For his part, Senator John Kerry, a self-professed friend of Assad and former advocate of the US policy of rapprochement with Syria, broke away from his past convictions, explaining that Assad is no longer willing to reform. Kerry added, "Syria will change, as it embraces a legitimate relationship with the United States and the West and economic opportunity that comes with it and the participation that comes with it."
The European Union is also applying Pressure on the Syrian regime and has placed sanctions on 13 members of Assad's inner circle, including his brother and several cousins. All 27 EU countries froze their assets and prevent them from traveling to the countries of the EU. Furthermore, Brussels imposed an arms embargo on Syria saying in statement that it will prohibit sending "arms and equipment that could be used for internal repression."
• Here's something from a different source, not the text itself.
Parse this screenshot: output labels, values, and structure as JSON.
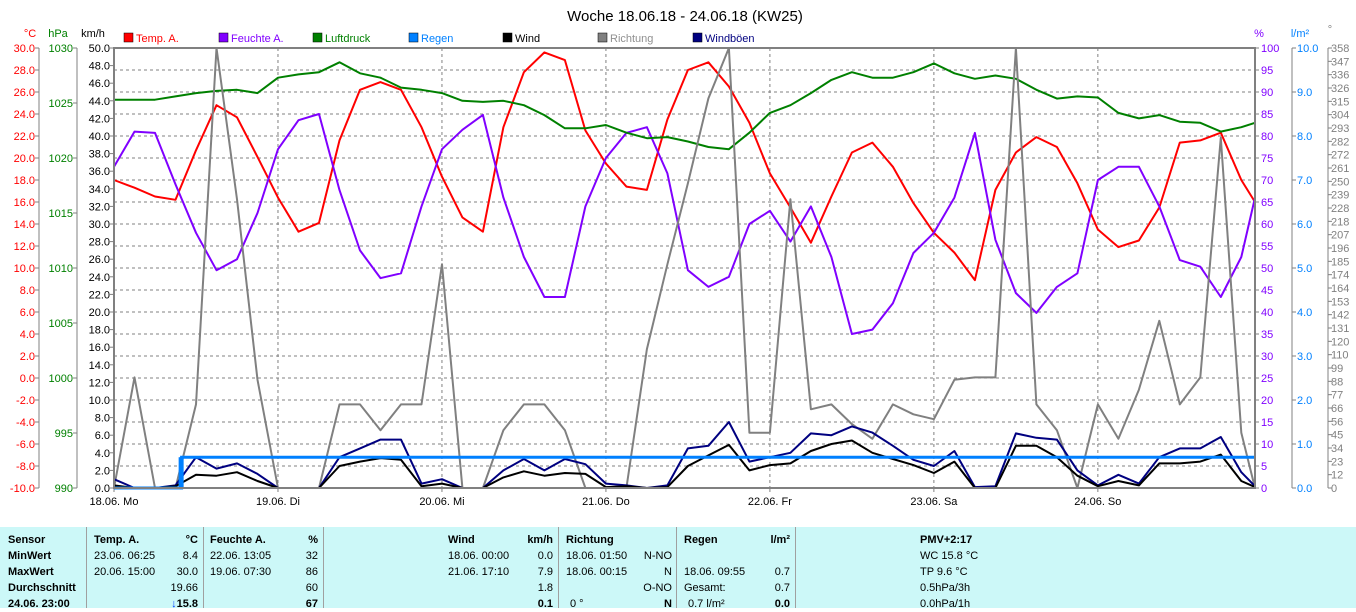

Pressure is mounting on the Syrian regime to change its course or face its demise. Protesters in Syria are adamant about changing the regime, but with several military engagements abroad and uncertainty about what could follow the regime's departure, the U.S. appears hesitant to declare that Assad has lost legitimacy. Yet the unwavering brutality is quickly ridding the regime of its friends and the international community may have to prepare for a new phase in the showdown between the government and protesters. The coming confrontation in Homs, the possible reaction of the influential merchant class in Damascus and Aleppo, and growing uneasiness within the Syrian military towards more bloodletting will all be key elements in how current historic events unfold.